Devices that support Copperhead
Before you rush out to install Copperhead, there are some hurdles you'll have to jump. First, it is supported on only a limited number of handsets, almost all of them late-model Google devices. The logic behind this is simple: Google tends to release Android security updates for its devices quickly, and I've found that Copperhead is able to follow suit within a day, if not within hours. Second, like any open source project, it has limited resources and it is difficult to support even a fraction of the devices now available to end users. Finally, if you want to run Copperhead on handsets like the Pixel and Pixel XL, you'll either have to build from source or buy a device from Copperhead directly.
When I discovered Copperhead, I had a Nexus 6P, which (along with the Nexus 5X) is one of the supported devices. This allowed me to play with and get used to the operating system. I liked it so much that I donated some money to the project, but I kind of balked at the price they were asking for Pixel and Pixel XL handsets.
Recently, though, I ended up purchasing a Pixel XL directly from Copperhead. There were a couple of reasons. One, since all of the code is available on GitHub, I set out to do my own build for a Pixel device. That process (which I never completed) made me appreciate the amount of work Copperhead puts into its project.
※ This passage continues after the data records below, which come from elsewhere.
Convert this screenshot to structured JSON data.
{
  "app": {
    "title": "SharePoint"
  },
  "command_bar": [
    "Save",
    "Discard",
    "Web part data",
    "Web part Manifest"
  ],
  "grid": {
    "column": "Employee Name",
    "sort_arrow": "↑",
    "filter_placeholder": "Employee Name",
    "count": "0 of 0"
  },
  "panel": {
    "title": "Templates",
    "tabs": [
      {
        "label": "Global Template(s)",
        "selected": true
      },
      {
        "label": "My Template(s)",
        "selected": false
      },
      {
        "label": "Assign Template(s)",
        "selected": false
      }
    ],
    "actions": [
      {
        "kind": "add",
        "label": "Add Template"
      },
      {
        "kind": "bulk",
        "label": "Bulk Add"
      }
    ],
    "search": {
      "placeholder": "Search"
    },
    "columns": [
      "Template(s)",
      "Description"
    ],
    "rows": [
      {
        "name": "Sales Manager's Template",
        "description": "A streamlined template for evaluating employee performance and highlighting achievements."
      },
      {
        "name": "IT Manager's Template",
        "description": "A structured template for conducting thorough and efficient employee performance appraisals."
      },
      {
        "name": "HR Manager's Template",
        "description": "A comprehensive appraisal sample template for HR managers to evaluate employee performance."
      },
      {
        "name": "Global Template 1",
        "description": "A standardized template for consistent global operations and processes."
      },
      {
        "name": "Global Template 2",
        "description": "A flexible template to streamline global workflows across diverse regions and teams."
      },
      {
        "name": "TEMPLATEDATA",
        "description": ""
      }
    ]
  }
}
Two, there was an article on Slashdot discussing how people were selling devices with Copperhead pre-installed and using Copperhead's update servers. I didn't appreciate that very much. Finally, I support FOSS not only by being a vocal user but also with my wallet.
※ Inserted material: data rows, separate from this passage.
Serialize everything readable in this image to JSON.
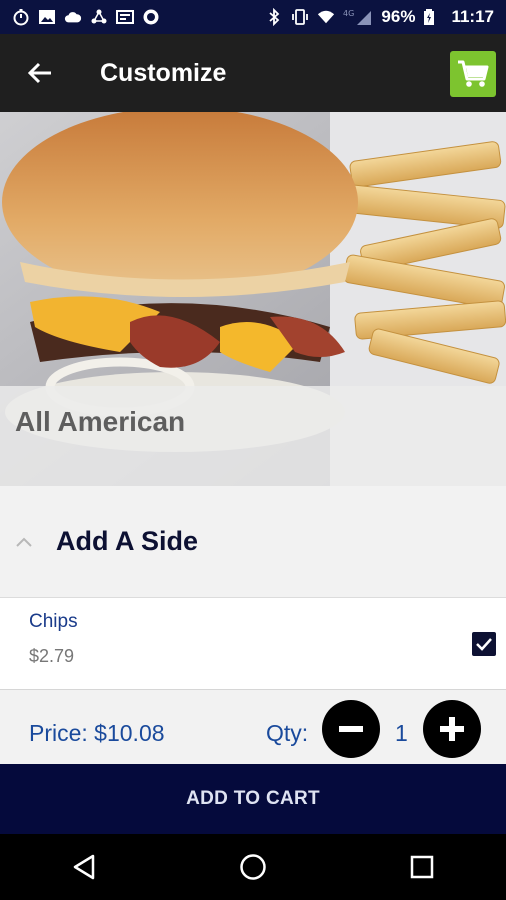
{
  "status_bar": {
    "left_icons": [
      "timer-icon",
      "image-icon",
      "cloud-icon",
      "share-icon",
      "cast-icon",
      "record-icon"
    ],
    "right_icons": [
      "bluetooth-icon",
      "vibrate-icon",
      "wifi-icon",
      "signal-4g-icon",
      "battery-icon"
    ],
    "battery": "96%",
    "time": "11:17"
  },
  "app_bar": {
    "title": "Customize",
    "back_icon": "arrow-left-icon",
    "cart_icon": "shopping-cart-icon",
    "cart_color": "#7dc42f"
  },
  "hero": {
    "item_name": "All American"
  },
  "section": {
    "title": "Add A Side",
    "chevron_icon": "chevron-up-icon"
  },
  "options": [
    {
      "name": "Chips",
      "price": "$2.79",
      "checked": true
    }
  ],
  "order": {
    "price_label": "Price: $10.08",
    "qty_label": "Qty:",
    "qty_value": "1"
  },
  "add_to_cart": "ADD TO CART",
  "nav": {
    "back_icon": "triangle-back-icon",
    "home_icon": "circle-home-icon",
    "recents_icon": "square-recents-icon"
  },
  "colors": {
    "status_bar": "#0b1240",
    "app_bar": "#1f1f1f",
    "primary_dark": "#050a3c",
    "price_blue": "#1a4a9c"
  }
}
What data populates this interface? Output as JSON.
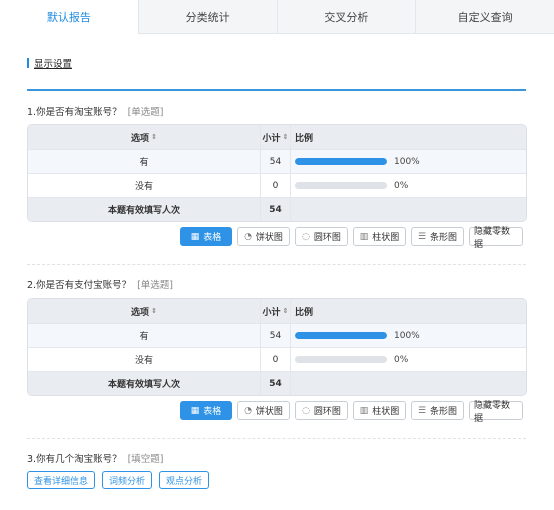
{
  "tabs": [
    "默认报告",
    "分类统计",
    "交叉分析",
    "自定义查询"
  ],
  "display_settings": "显示设置",
  "table_headers": {
    "option": "选项",
    "count": "小计",
    "ratio": "比例",
    "sort": "⇕"
  },
  "chart_buttons": {
    "table": "表格",
    "pie": "饼状图",
    "ring": "圆环图",
    "column": "柱状图",
    "bar": "条形图",
    "hide_zero": "隐藏零数据"
  },
  "q1": {
    "title": "1.你是否有淘宝账号？",
    "type": "[单选题]",
    "rows": [
      {
        "option": "有",
        "count": "54",
        "percent": "100%",
        "fill": 100
      },
      {
        "option": "没有",
        "count": "0",
        "percent": "0%",
        "fill": 0
      }
    ],
    "total_label": "本题有效填写人次",
    "total": "54"
  },
  "q2": {
    "title": "2.你是否有支付宝账号？",
    "type": "[单选题]",
    "rows": [
      {
        "option": "有",
        "count": "54",
        "percent": "100%",
        "fill": 100
      },
      {
        "option": "没有",
        "count": "0",
        "percent": "0%",
        "fill": 0
      }
    ],
    "total_label": "本题有效填写人次",
    "total": "54"
  },
  "q3": {
    "title": "3.你有几个淘宝账号？",
    "type": "[填空题]",
    "buttons": [
      "查看详细信息",
      "词频分析",
      "观点分析"
    ]
  },
  "colors": {
    "accent": "#2e93e6",
    "header_bg": "#e9ecf0"
  }
}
Putting the "libre" back into free
Another thing I love about FOSS is that I have options. There is even a new option to Copperhead being developed called Eelo. Created by Gaël Duval, the developer of Mandrake Linux, this is a privacy-based Android operating system based on LineageOS (the descendant of CyanogenMod). While it should be supported on more handsets than Copperhead is, it is still in the development stage, and Copperhead is very stable and mature. I am eager to check it out, though.
For the year I've used CopperheadOS, I've never felt safer when using a mobile device to connect to a network. I've found the open source replacements for my old apps to be more than adequate, if not better than the original apps. I've also rediscovered the browser. Where I used to have around three to four tabs open, I now have around 10, because I've found that I usually don't need to install an app to easily access a site's content.
With companies like Google and Apple trying more and more to insinuate themselves into the lives of their users, it is nice to have an option that puts the "libre" back into free.